# Another Newbie



## Reefed (Aug 18, 2008)

Hi all!

I've been a lurker for a while. I generally do that before jumping into a new forum to get "the feel" of the place before I start posting.

Anyway, I posted a new thread in the Learing to Sail section. Basically, I'm a keelboat sailor that is becomming interested in learning the ways of dinghy sailing. I'm looking for recommendations on places in the Naptown/Balt area for lessons.
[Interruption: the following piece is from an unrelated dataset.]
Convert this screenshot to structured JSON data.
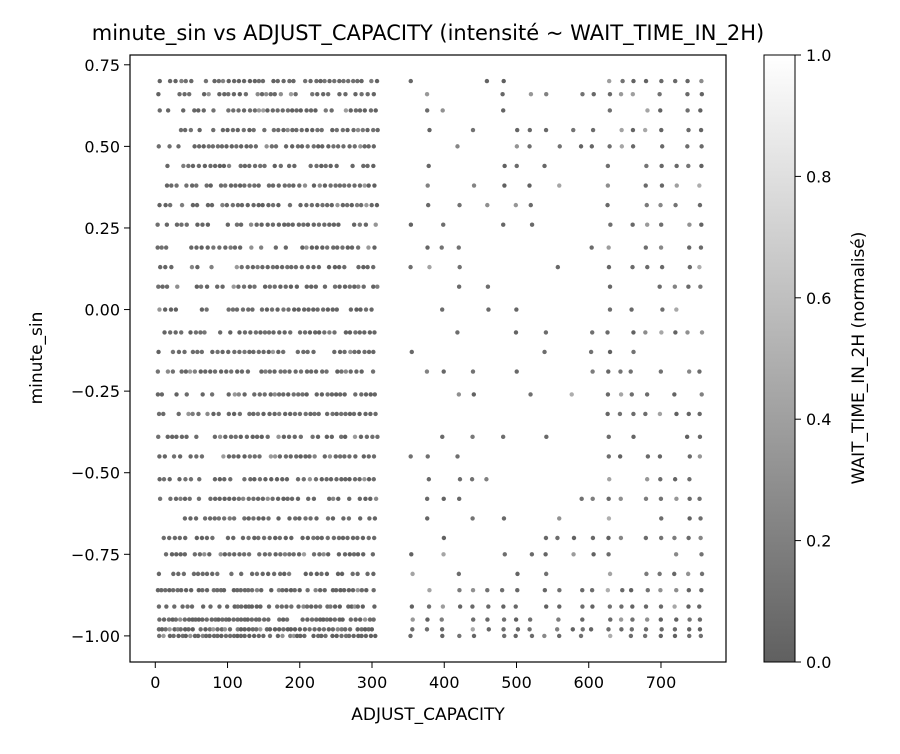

A program that is racer-oriented would be ideal. 

Thanks!


----------



## Reefed (Aug 18, 2008)

Just trying to get my post count above 10 so I can post links.


----------



## Reefed (Aug 18, 2008)

And another.


----------



## Reefed (Aug 18, 2008)

This is kind of silly.


----------



## Reefed (Aug 18, 2008)

But I guess it keeps the spam bots out?


----------



## Reefed (Aug 18, 2008)

Just a couple more.


----------



## Reefed (Aug 18, 2008)

12345678910


----------



## Reefed (Aug 18, 2008)

10987654321


----------



## Reefed (Aug 18, 2008)

qqqqqqqqqqqqqqqqqqqqqqqqqqqqq


----------



## ckgreenman (Aug 22, 2008)

Welcome to SailNet,
Looks like you made it to 10


----------



## TSOJOURNER (Dec 16, 1999)

Welcome to Sailnet!


----------